Bir yılı aşkın bir zamandır görmedim kadim şehir Diyarbekir’imi.

Boynu kopasıca bu koronanın.

Bir yere kıpırdayamıyorum ki…

Ne haldadır bilmiyorum.

Vallahi çokça merak ediyorum.

Acaba;

Sahi ne oldu?

Münir Karaloğlu’nun talimatıyla 6 burcun yapımı ile ilgili müjde verilerek, ihale sürecinin tamamlandığı açıklanmıştı.

Sahi ne oldu?

Sahi ne oldu?

2003 yılından bu yana tren garının ve tren yolunun kent dışına çıkarılmasına dair son derece yerinde bir fikir dönem dönem dile getiriliyordu.

Sahi ne oldu?

Sahi ne oldu?

20 yıldır her yerel seçim öncesi neredeyse tüm adayların vaatleri arasında yer alan "Diyarbakır Tramvay" projesi.

Sahi ne oldu?

Sahi ne oldu?

Diyarbakır'da 'Akıllı şehir' projesi

  1. Valisi Münir Karaloğlu başkanlığında düzenlenen bir toplantıda, koronavirüs salgını nedeniyle aksamalara neden olan 'Akıllı şehir' projesinin hızlandırılması için karar alınmıştı.
    Vali Münir Karaloğlu, başkanlığında kent ulaşımına yönelik problemlerin ve çözüm önerilerinin ele alındığı toplantıda, 'Akıllı şehir' projesi değerlendirilmişti.
    Toplantıda, 10 Mart 2020 tarihinde Valiliği, Büyükşehir Belediyesi ve ASELSAN arasında ön protokolü Akıllı ulaşım, trafik yönetimi, alternatif enerji kaynakları, çevre uygulamaları, vatandaşa ulaşım, şehir iletişim altyapısı, akıllı ödeme sistemleri ile akıllı şehir izleme ve yönetim sistemini kapsayan 'Akıllı şehir' projesine yönelik çalışmaların hızlandırılması talimatını verilmişti.

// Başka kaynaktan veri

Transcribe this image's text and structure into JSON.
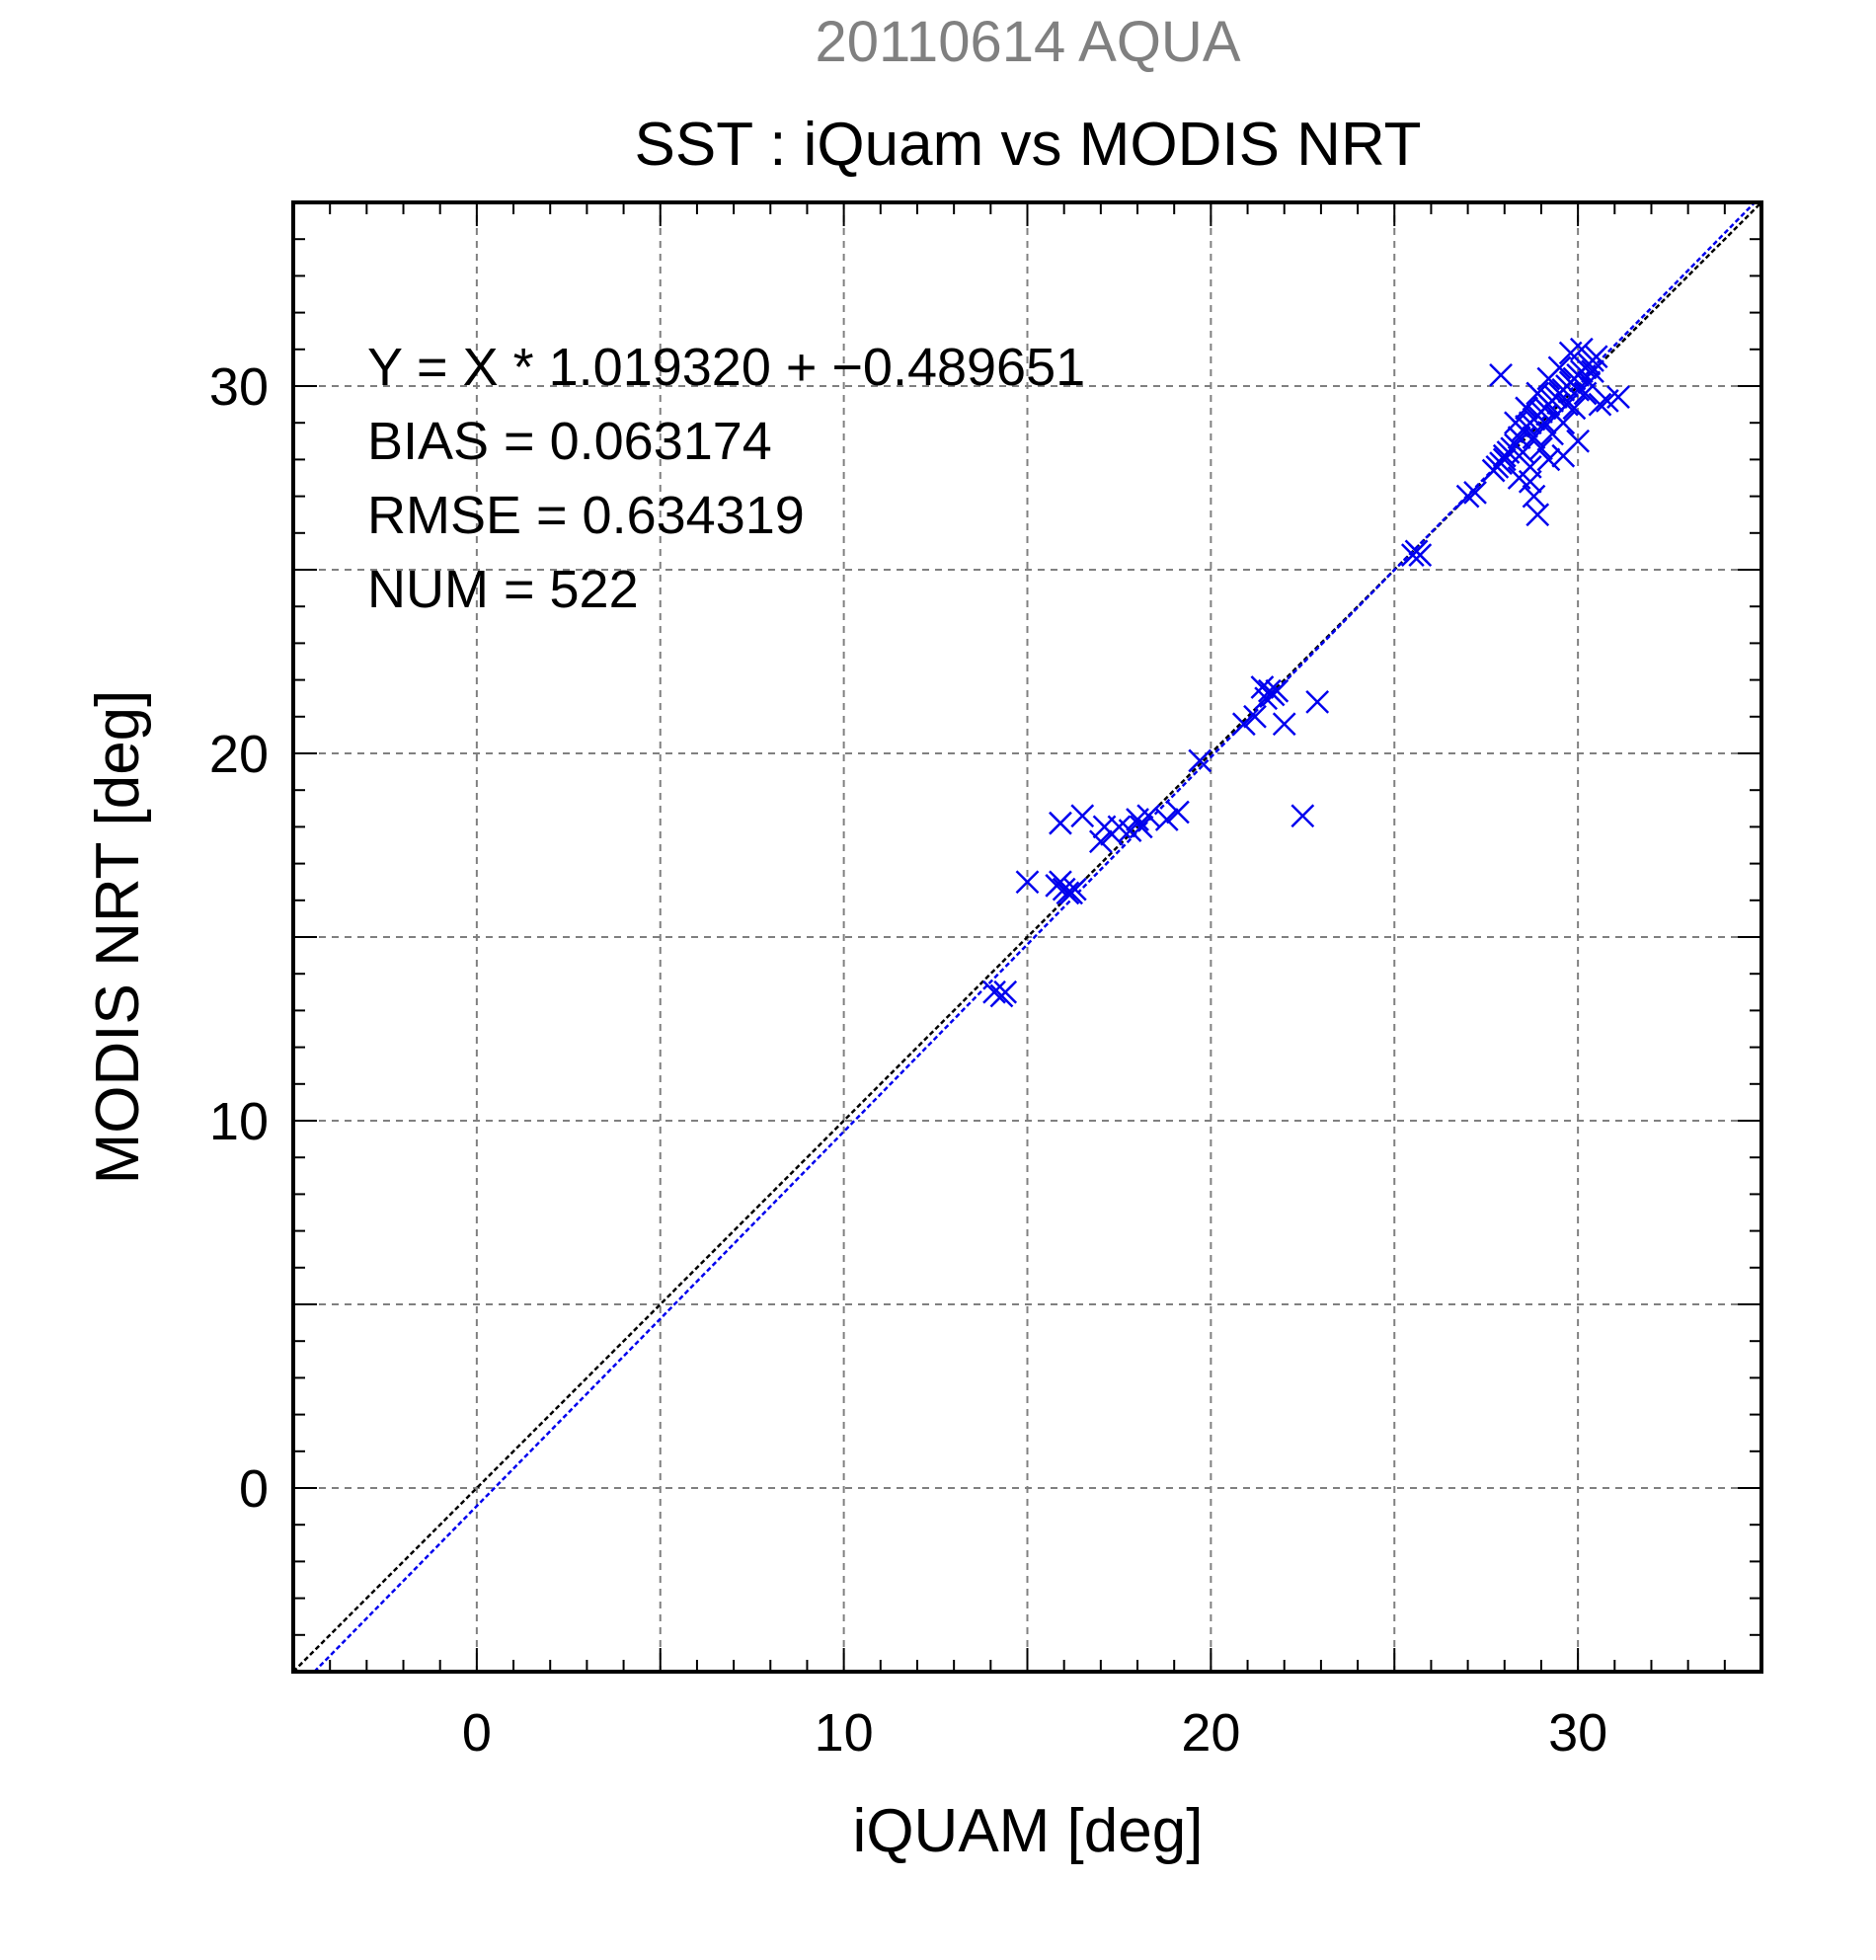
{
  "chart_data": {
    "type": "scatter",
    "date_title": "20110614 AQUA",
    "title": "SST : iQuam vs MODIS NRT",
    "xlabel": "iQUAM [deg]",
    "ylabel": "MODIS NRT [deg]",
    "xlim": [
      -5,
      35
    ],
    "ylim": [
      -5,
      35
    ],
    "x_ticks": [
      0,
      10,
      20,
      30
    ],
    "y_ticks": [
      0,
      10,
      20,
      30
    ],
    "x_tick_labels": [
      "0",
      "10",
      "20",
      "30"
    ],
    "y_tick_labels": [
      "0",
      "10",
      "20",
      "30"
    ],
    "grid": true,
    "grid_step": 5,
    "minor_tick_step": 1,
    "stats": {
      "equation": "Y = X * 1.019320 + −0.489651",
      "bias": "BIAS = 0.063174",
      "rmse": "RMSE = 0.634319",
      "num": "NUM = 522"
    },
    "fit_line": {
      "slope": 1.01932,
      "intercept": -0.489651,
      "color": "#0000ee"
    },
    "identity_line": {
      "slope": 1,
      "intercept": 0,
      "color": "#000000"
    },
    "marker": "x",
    "marker_color": "#0000ee",
    "series": [
      {
        "x": [
          14.1,
          14.3,
          14.4,
          15.0,
          15.8,
          16.0,
          16.1,
          15.9,
          16.2,
          16.3,
          15.9,
          16.5,
          17.0,
          17.1,
          17.3,
          17.5,
          17.8,
          18.0,
          18.1,
          18.3,
          18.8,
          19.1,
          19.7,
          20.9,
          21.2,
          21.4,
          21.5,
          21.6,
          21.7,
          21.8,
          22.0,
          22.5,
          22.9,
          25.5,
          25.6,
          25.7,
          27.0,
          27.2,
          27.7,
          27.8,
          27.9,
          28.0,
          28.1,
          28.2,
          28.3,
          28.4,
          28.5,
          28.6,
          28.7,
          28.8,
          28.9,
          29.0,
          29.1,
          29.2,
          29.3,
          29.4,
          29.5,
          29.6,
          29.7,
          29.8,
          29.9,
          30.0,
          30.1,
          30.2,
          30.3,
          30.4,
          30.5,
          28.3,
          28.6,
          28.9,
          29.2,
          29.5,
          29.8,
          30.1,
          30.4,
          28.5,
          28.8,
          29.1,
          29.4,
          29.7,
          30.0,
          30.3,
          28.7,
          29.0,
          29.3,
          29.6,
          29.9,
          30.2,
          28.7,
          28.8,
          28.9,
          29.2,
          29.6,
          30.0,
          30.6,
          30.8,
          31.1,
          27.9,
          28.0,
          28.4
        ],
        "y": [
          13.5,
          13.4,
          13.5,
          16.5,
          16.4,
          16.3,
          16.2,
          18.1,
          16.2,
          16.3,
          16.5,
          18.3,
          17.6,
          18.0,
          17.8,
          18.0,
          17.9,
          18.2,
          18.0,
          18.3,
          18.2,
          18.4,
          19.8,
          20.8,
          21.0,
          21.8,
          21.5,
          21.7,
          21.6,
          21.7,
          20.8,
          18.3,
          21.4,
          25.4,
          25.5,
          25.4,
          27.0,
          27.1,
          27.7,
          27.8,
          27.9,
          28.1,
          28.2,
          28.3,
          28.4,
          28.6,
          28.8,
          28.9,
          29.0,
          29.1,
          29.2,
          29.3,
          29.4,
          29.5,
          29.6,
          29.7,
          29.8,
          29.9,
          30.0,
          30.1,
          30.2,
          30.3,
          30.4,
          30.5,
          30.6,
          30.7,
          30.8,
          29.0,
          29.4,
          29.8,
          30.2,
          30.5,
          30.9,
          31.0,
          30.4,
          28.2,
          28.6,
          29.0,
          29.2,
          29.5,
          29.9,
          30.1,
          27.8,
          28.3,
          28.7,
          29.0,
          29.4,
          29.8,
          27.4,
          27.0,
          26.5,
          28.0,
          28.1,
          28.5,
          29.5,
          29.6,
          29.7,
          30.3,
          28.0,
          27.5
        ]
      }
    ]
  }
}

'Akıllı şehir' projesinin yanı sıra Diyarbakır'ın ana ulaşım planının da ele alındığı toplantıda ana ulaşım planı çerçevesinde, kentin hızlı gelişimine paralel bir şekilde artan nüfusuyla ilgili, şehir içi ulaşım ağı ve buna bağlı olarak otobüslerin güzergahları ile sefer saat ve sayılarının yeterliliği, üstyapının durumu çözüme kavuşturulacaktı.

Sahi ne oldu?

Sahi ne oldu?

795 yıllık sancak hala gurbet ellerde mi?

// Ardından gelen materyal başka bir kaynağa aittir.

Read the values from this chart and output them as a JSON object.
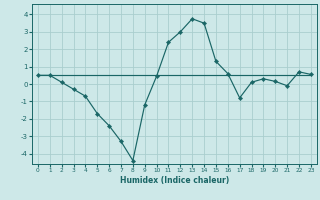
{
  "xlabel": "Humidex (Indice chaleur)",
  "ylabel": "",
  "bg_color": "#cde8e8",
  "grid_color": "#aacece",
  "line_color": "#1a6666",
  "xlim": [
    -0.5,
    23.5
  ],
  "ylim": [
    -4.6,
    4.6
  ],
  "yticks": [
    -4,
    -3,
    -2,
    -1,
    0,
    1,
    2,
    3,
    4
  ],
  "xticks": [
    0,
    1,
    2,
    3,
    4,
    5,
    6,
    7,
    8,
    9,
    10,
    11,
    12,
    13,
    14,
    15,
    16,
    17,
    18,
    19,
    20,
    21,
    22,
    23
  ],
  "series1_x": [
    0,
    1,
    2,
    3,
    4,
    5,
    6,
    7,
    8,
    9,
    10,
    11,
    12,
    13,
    14,
    15,
    16,
    17,
    18,
    19,
    20,
    21,
    22,
    23
  ],
  "series1_y": [
    0.5,
    0.5,
    0.1,
    -0.3,
    -0.7,
    -1.7,
    -2.4,
    -3.3,
    -4.4,
    -1.2,
    0.45,
    2.4,
    3.0,
    3.75,
    3.5,
    1.3,
    0.6,
    -0.8,
    0.1,
    0.3,
    0.15,
    -0.1,
    0.7,
    0.55
  ],
  "series2_x": [
    0,
    1,
    2,
    3,
    4,
    5,
    6,
    7,
    8,
    9,
    10,
    11,
    12,
    13,
    14,
    15,
    16,
    17,
    18,
    19,
    20,
    21,
    22,
    23
  ],
  "series2_y": [
    0.5,
    0.5,
    0.5,
    0.5,
    0.5,
    0.5,
    0.5,
    0.5,
    0.5,
    0.5,
    0.5,
    0.5,
    0.5,
    0.5,
    0.5,
    0.5,
    0.5,
    0.5,
    0.5,
    0.5,
    0.5,
    0.5,
    0.5,
    0.5
  ]
}
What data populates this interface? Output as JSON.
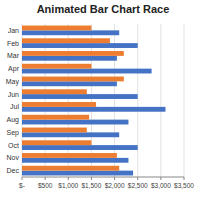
{
  "chart_data": {
    "type": "bar",
    "orientation": "horizontal",
    "title": "Animated Bar Chart Race",
    "categories": [
      "Jan",
      "Feb",
      "Mar",
      "Apr",
      "May",
      "Jun",
      "Jul",
      "Aug",
      "Sep",
      "Oct",
      "Nov",
      "Dec"
    ],
    "series": [
      {
        "color": "#4472C4",
        "values": [
          2100,
          2500,
          2050,
          2800,
          2050,
          2500,
          3100,
          2300,
          2100,
          2500,
          2300,
          2400
        ]
      },
      {
        "color": "#ED7D31",
        "values": [
          1500,
          1900,
          2200,
          1500,
          2200,
          1400,
          1600,
          1450,
          1400,
          1500,
          2050,
          2100
        ]
      }
    ],
    "xlim": [
      0,
      3500
    ],
    "xticks": [
      {
        "value": 0,
        "label": "$-"
      },
      {
        "value": 500,
        "label": "$500"
      },
      {
        "value": 1000,
        "label": "$1,000"
      },
      {
        "value": 1500,
        "label": "$1,500"
      },
      {
        "value": 2000,
        "label": "$2,000"
      },
      {
        "value": 2500,
        "label": "$2,500"
      },
      {
        "value": 3000,
        "label": "$3,000"
      },
      {
        "value": 3500,
        "label": "$3,500"
      }
    ],
    "grid": true
  }
}
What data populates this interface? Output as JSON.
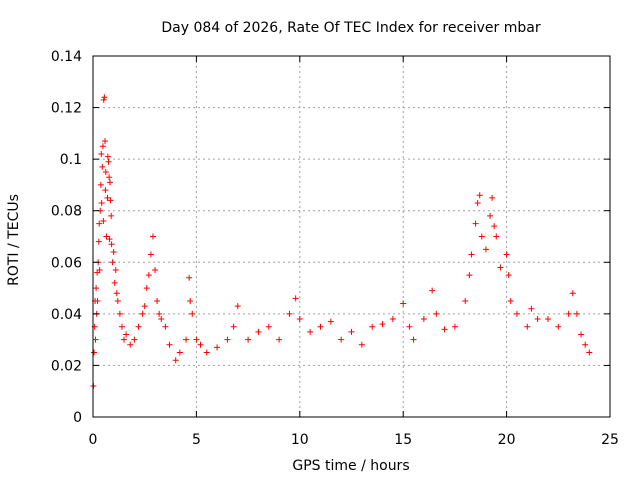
{
  "chart_data": {
    "type": "scatter",
    "title": "Day 084 of 2026, Rate Of TEC Index for receiver mbar",
    "xlabel": "GPS time / hours",
    "ylabel": "ROTI / TECUs",
    "xlim": [
      0,
      25
    ],
    "ylim": [
      0,
      0.14
    ],
    "xticks": [
      0,
      5,
      10,
      15,
      20,
      25
    ],
    "yticks": [
      0,
      0.02,
      0.04,
      0.06,
      0.08,
      0.1,
      0.12,
      0.14
    ],
    "xtick_labels": [
      "0",
      "5",
      "10",
      "15",
      "20",
      "25"
    ],
    "ytick_labels": [
      "0",
      "0.02",
      "0.04",
      "0.06",
      "0.08",
      "0.1",
      "0.12",
      "0.14"
    ],
    "grid": true,
    "marker": "+",
    "marker_color": "#ff0000",
    "series": [
      {
        "points": [
          [
            0.02,
            0.012
          ],
          [
            0.05,
            0.025
          ],
          [
            0.08,
            0.035
          ],
          [
            0.1,
            0.045
          ],
          [
            0.12,
            0.03
          ],
          [
            0.15,
            0.05
          ],
          [
            0.18,
            0.04
          ],
          [
            0.2,
            0.056
          ],
          [
            0.22,
            0.045
          ],
          [
            0.25,
            0.06
          ],
          [
            0.28,
            0.068
          ],
          [
            0.3,
            0.075
          ],
          [
            0.32,
            0.057
          ],
          [
            0.35,
            0.08
          ],
          [
            0.38,
            0.09
          ],
          [
            0.4,
            0.102
          ],
          [
            0.42,
            0.083
          ],
          [
            0.45,
            0.097
          ],
          [
            0.48,
            0.105
          ],
          [
            0.5,
            0.076
          ],
          [
            0.52,
            0.123
          ],
          [
            0.55,
            0.124
          ],
          [
            0.58,
            0.107
          ],
          [
            0.6,
            0.088
          ],
          [
            0.62,
            0.095
          ],
          [
            0.65,
            0.07
          ],
          [
            0.7,
            0.085
          ],
          [
            0.72,
            0.101
          ],
          [
            0.75,
            0.099
          ],
          [
            0.78,
            0.093
          ],
          [
            0.8,
            0.069
          ],
          [
            0.82,
            0.091
          ],
          [
            0.85,
            0.084
          ],
          [
            0.88,
            0.078
          ],
          [
            0.9,
            0.067
          ],
          [
            0.95,
            0.06
          ],
          [
            1.0,
            0.064
          ],
          [
            1.05,
            0.052
          ],
          [
            1.1,
            0.057
          ],
          [
            1.15,
            0.048
          ],
          [
            1.2,
            0.045
          ],
          [
            1.3,
            0.04
          ],
          [
            1.4,
            0.035
          ],
          [
            1.5,
            0.03
          ],
          [
            1.6,
            0.032
          ],
          [
            1.8,
            0.028
          ],
          [
            2.0,
            0.03
          ],
          [
            2.2,
            0.035
          ],
          [
            2.4,
            0.04
          ],
          [
            2.5,
            0.043
          ],
          [
            2.6,
            0.05
          ],
          [
            2.7,
            0.055
          ],
          [
            2.8,
            0.063
          ],
          [
            2.9,
            0.07
          ],
          [
            3.0,
            0.057
          ],
          [
            3.1,
            0.045
          ],
          [
            3.2,
            0.04
          ],
          [
            3.3,
            0.038
          ],
          [
            3.5,
            0.035
          ],
          [
            3.7,
            0.028
          ],
          [
            4.0,
            0.022
          ],
          [
            4.2,
            0.025
          ],
          [
            4.5,
            0.03
          ],
          [
            4.65,
            0.054
          ],
          [
            4.7,
            0.045
          ],
          [
            4.8,
            0.04
          ],
          [
            5.0,
            0.03
          ],
          [
            5.2,
            0.028
          ],
          [
            5.5,
            0.025
          ],
          [
            6.0,
            0.027
          ],
          [
            6.5,
            0.03
          ],
          [
            6.8,
            0.035
          ],
          [
            7.0,
            0.043
          ],
          [
            7.5,
            0.03
          ],
          [
            8.0,
            0.033
          ],
          [
            8.5,
            0.035
          ],
          [
            9.0,
            0.03
          ],
          [
            9.5,
            0.04
          ],
          [
            9.8,
            0.046
          ],
          [
            10.0,
            0.038
          ],
          [
            10.5,
            0.033
          ],
          [
            11.0,
            0.035
          ],
          [
            11.5,
            0.037
          ],
          [
            12.0,
            0.03
          ],
          [
            12.5,
            0.033
          ],
          [
            13.0,
            0.028
          ],
          [
            13.5,
            0.035
          ],
          [
            14.0,
            0.036
          ],
          [
            14.5,
            0.038
          ],
          [
            15.0,
            0.044
          ],
          [
            15.3,
            0.035
          ],
          [
            15.5,
            0.03
          ],
          [
            16.0,
            0.038
          ],
          [
            16.4,
            0.049
          ],
          [
            16.6,
            0.04
          ],
          [
            17.0,
            0.034
          ],
          [
            17.5,
            0.035
          ],
          [
            18.0,
            0.045
          ],
          [
            18.2,
            0.055
          ],
          [
            18.3,
            0.063
          ],
          [
            18.5,
            0.075
          ],
          [
            18.6,
            0.083
          ],
          [
            18.7,
            0.086
          ],
          [
            18.8,
            0.07
          ],
          [
            19.0,
            0.065
          ],
          [
            19.2,
            0.078
          ],
          [
            19.3,
            0.085
          ],
          [
            19.4,
            0.074
          ],
          [
            19.5,
            0.07
          ],
          [
            19.7,
            0.058
          ],
          [
            20.0,
            0.063
          ],
          [
            20.1,
            0.055
          ],
          [
            20.2,
            0.045
          ],
          [
            20.5,
            0.04
          ],
          [
            21.0,
            0.035
          ],
          [
            21.2,
            0.042
          ],
          [
            21.5,
            0.038
          ],
          [
            22.0,
            0.038
          ],
          [
            22.5,
            0.035
          ],
          [
            23.0,
            0.04
          ],
          [
            23.2,
            0.048
          ],
          [
            23.4,
            0.04
          ],
          [
            23.6,
            0.032
          ],
          [
            23.8,
            0.028
          ],
          [
            24.0,
            0.025
          ]
        ]
      }
    ]
  }
}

Biliyor musunuz bilmem. Hz. Süleyman Camiinde bulunan sahabelere ait ipekten yapılmış 795 yıllık sancak; Vakıflar Bölge Müdürlüğü tarafından eserin muhafazasının uygun koşullarda ve hırsızlık olaylarına karşı güvenilir olmadığı kanaatiyle 8 yıl önce Gaziantep Mevlevi Hane Vakıf Müzesine teslim edilmişti.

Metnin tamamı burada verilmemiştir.